We live in an age where technology that was once considered “futuristic” is now a reality. Computers have become extensions of our independent intelligence, allowing us to access the research of others, have questions answered, become educated, and perform a range of tasks within seconds. The division between mind and machine is also progressively shrinking. With the increasing usage of portable devices such as laptops, GPS systems, and particularly smartphones, we have access to outside sources of intelligence at nearly any place and any time. Dr. Ray Kurzweil, a director of engineering at Google, claims that we could be uploading our minds to computers in as little as thirty years. By doing so, we would be creating, as he calls it, “digital immortality”. We would essentially be extracting our minds, thus conserving all our knowledge and life experiences, allowing our “self” to live on past our biological life span. But would it really “live” on? Or is there more to “living” than just the information stored in our brains? Dr. Kurzweil also discusses creating “mindfiles” that would preserve our personalities as well, posing the question of whether it is possible to create an artificial human. And if so, where is the line between man and machine drawn?

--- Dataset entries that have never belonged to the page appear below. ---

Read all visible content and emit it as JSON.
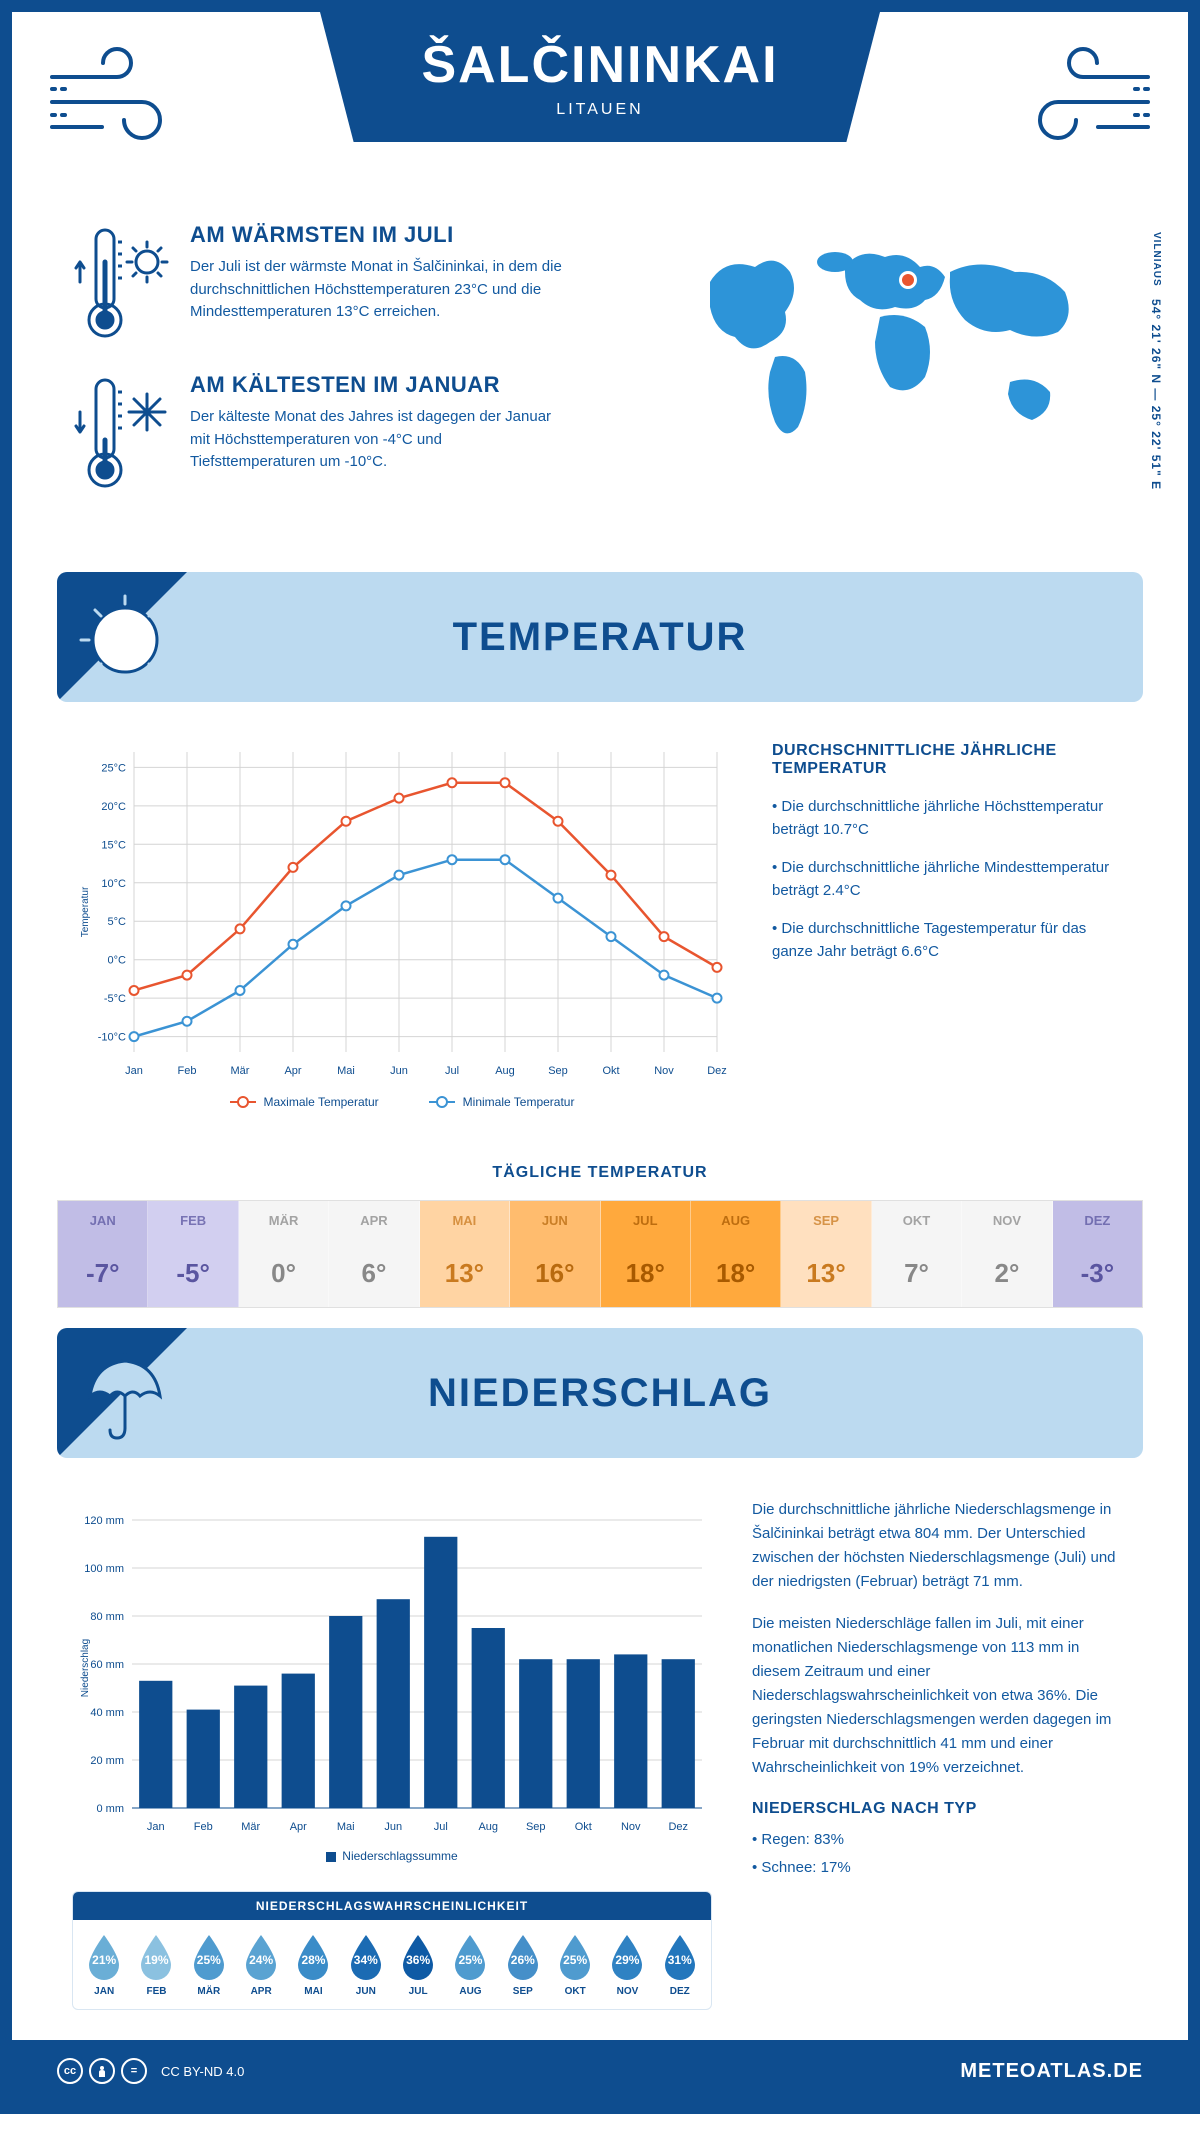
{
  "header": {
    "title": "ŠALČININKAI",
    "subtitle": "LITAUEN",
    "region": "VILNIAUS",
    "coords": "54° 21' 26\" N — 25° 22' 51\" E"
  },
  "facts": {
    "warm": {
      "title": "AM WÄRMSTEN IM JULI",
      "text": "Der Juli ist der wärmste Monat in Šalčininkai, in dem die durchschnittlichen Höchsttemperaturen 23°C und die Mindesttemperaturen 13°C erreichen."
    },
    "cold": {
      "title": "AM KÄLTESTEN IM JANUAR",
      "text": "Der kälteste Monat des Jahres ist dagegen der Januar mit Höchsttemperaturen von -4°C und Tiefsttemperaturen um -10°C."
    }
  },
  "sections": {
    "temp": "TEMPERATUR",
    "precip": "NIEDERSCHLAG"
  },
  "temp_chart": {
    "type": "line",
    "months": [
      "Jan",
      "Feb",
      "Mär",
      "Apr",
      "Mai",
      "Jun",
      "Jul",
      "Aug",
      "Sep",
      "Okt",
      "Nov",
      "Dez"
    ],
    "max": [
      -4,
      -2,
      4,
      12,
      18,
      21,
      23,
      23,
      18,
      11,
      3,
      -1
    ],
    "min": [
      -10,
      -8,
      -4,
      2,
      7,
      11,
      13,
      13,
      8,
      3,
      -2,
      -5
    ],
    "y_ticks": [
      -10,
      -5,
      0,
      5,
      10,
      15,
      20,
      25
    ],
    "y_labels": [
      "-10°C",
      "-5°C",
      "0°C",
      "5°C",
      "10°C",
      "15°C",
      "20°C",
      "25°C"
    ],
    "ylim": [
      -12,
      27
    ],
    "y_axis_label": "Temperatur",
    "max_color": "#e8552f",
    "min_color": "#3b93d4",
    "grid_color": "#d4d4d4",
    "legend_max": "Maximale Temperatur",
    "legend_min": "Minimale Temperatur"
  },
  "temp_text": {
    "heading": "DURCHSCHNITTLICHE JÄHRLICHE TEMPERATUR",
    "b1": "• Die durchschnittliche jährliche Höchsttemperatur beträgt 10.7°C",
    "b2": "• Die durchschnittliche jährliche Mindesttemperatur beträgt 2.4°C",
    "b3": "• Die durchschnittliche Tagestemperatur für das ganze Jahr beträgt 6.6°C"
  },
  "daily": {
    "title": "TÄGLICHE TEMPERATUR",
    "months": [
      "JAN",
      "FEB",
      "MÄR",
      "APR",
      "MAI",
      "JUN",
      "JUL",
      "AUG",
      "SEP",
      "OKT",
      "NOV",
      "DEZ"
    ],
    "values": [
      "-7°",
      "-5°",
      "0°",
      "6°",
      "13°",
      "16°",
      "18°",
      "18°",
      "13°",
      "7°",
      "2°",
      "-3°"
    ],
    "bg": [
      "#c1bde6",
      "#d2cff0",
      "#f5f5f5",
      "#f5f5f5",
      "#ffd4a3",
      "#ffbc6e",
      "#ffa93d",
      "#ffa93d",
      "#ffe0bf",
      "#f5f5f5",
      "#f5f5f5",
      "#c1bde6"
    ],
    "text": [
      "#5a55a0",
      "#5a55a0",
      "#888888",
      "#888888",
      "#c97a1f",
      "#b86a0f",
      "#a85a00",
      "#a85a00",
      "#c97a1f",
      "#888888",
      "#888888",
      "#5a55a0"
    ]
  },
  "precip_chart": {
    "type": "bar",
    "months": [
      "Jan",
      "Feb",
      "Mär",
      "Apr",
      "Mai",
      "Jun",
      "Jul",
      "Aug",
      "Sep",
      "Okt",
      "Nov",
      "Dez"
    ],
    "values": [
      53,
      41,
      51,
      56,
      80,
      87,
      113,
      75,
      62,
      62,
      64,
      62
    ],
    "y_ticks": [
      0,
      20,
      40,
      60,
      80,
      100,
      120
    ],
    "y_labels": [
      "0 mm",
      "20 mm",
      "40 mm",
      "60 mm",
      "80 mm",
      "100 mm",
      "120 mm"
    ],
    "ylim": [
      0,
      125
    ],
    "y_axis_label": "Niederschlag",
    "bar_color": "#0e4d8f",
    "grid_color": "#d4d4d4",
    "legend": "Niederschlagssumme"
  },
  "precip_text": {
    "p1": "Die durchschnittliche jährliche Niederschlagsmenge in Šalčininkai beträgt etwa 804 mm. Der Unterschied zwischen der höchsten Niederschlagsmenge (Juli) und der niedrigsten (Februar) beträgt 71 mm.",
    "p2": "Die meisten Niederschläge fallen im Juli, mit einer monatlichen Niederschlagsmenge von 113 mm in diesem Zeitraum und einer Niederschlagswahrscheinlichkeit von etwa 36%. Die geringsten Niederschlagsmengen werden dagegen im Februar mit durchschnittlich 41 mm und einer Wahrscheinlichkeit von 19% verzeichnet.",
    "type_heading": "NIEDERSCHLAG NACH TYP",
    "type_rain": "• Regen: 83%",
    "type_snow": "• Schnee: 17%"
  },
  "probability": {
    "title": "NIEDERSCHLAGSWAHRSCHEINLICHKEIT",
    "months": [
      "JAN",
      "FEB",
      "MÄR",
      "APR",
      "MAI",
      "JUN",
      "JUL",
      "AUG",
      "SEP",
      "OKT",
      "NOV",
      "DEZ"
    ],
    "values": [
      "21%",
      "19%",
      "25%",
      "24%",
      "28%",
      "34%",
      "36%",
      "25%",
      "26%",
      "25%",
      "29%",
      "31%"
    ],
    "colors": [
      "#6aaed6",
      "#8bc1e0",
      "#4f9bcf",
      "#5aa3d2",
      "#3a8cc8",
      "#1b6bb3",
      "#0e5aa5",
      "#4f9bcf",
      "#458fc9",
      "#4f9bcf",
      "#2f82c3",
      "#2276bc"
    ]
  },
  "footer": {
    "license": "CC BY-ND 4.0",
    "site": "METEOATLAS.DE"
  },
  "colors": {
    "primary": "#0e4d8f",
    "light_blue": "#bcdaf0",
    "text_blue": "#1259a0",
    "map_blue": "#2d94d8"
  }
}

In 1984, William Gibson contemplated the idea of splitting the mind and body through computers in his novel “Neuromancer”. He creates several characters that display human characteristics—such as having a sense of humor, laughing, problem solving, interacting with others, and even having desires—yet whose being is artificial, their intelligence contained within a ROM or computer algorithm. Dixie, for example, would be considered a friend of Cases, a being who he interacts with repeatedly, who relays sarcastic remarks–giving him a sense of personality–and who even has a dying wish. Yet, Dixie is not “human”. Though “he” had once lived, the information from his brain is separate from a body and exists in a ROM. This raises the question—what makes us truly human? Dixie and other characters such as Finn, Armitage, and Wintermute possess qualities that make them individualistic, that allow us to sympathize with them, and that give them depth. They are not just a voice spitting out data; they contain algorithms that allow them to theoretically “think”, to process interactions with humans and respond to them accordingly. Is this enough? Is it the brain, not the body, which makes us who we are? And if this were the case, where it is the information in our brain that makes us who we are, then would uploading that information to a computer—an artificial brain—subsequently maintain our humanistic traits? We become unsettled by the idea of living amongst machines in what could be the near future, but when it comes down to it—are we really that different?


Gibson, William. Neuromancer. New York: Berkley Publishing Group, 1984. Print.

Woollaston, Victoria. “We’ll be uploading our entire MINDS to computers by 2045 and our bodies will be replaced by machines within 90 years, Google expert claims.” Daily Mail. 19 Jun 2013: n. page. Web. 4 Sep. 2013. <>.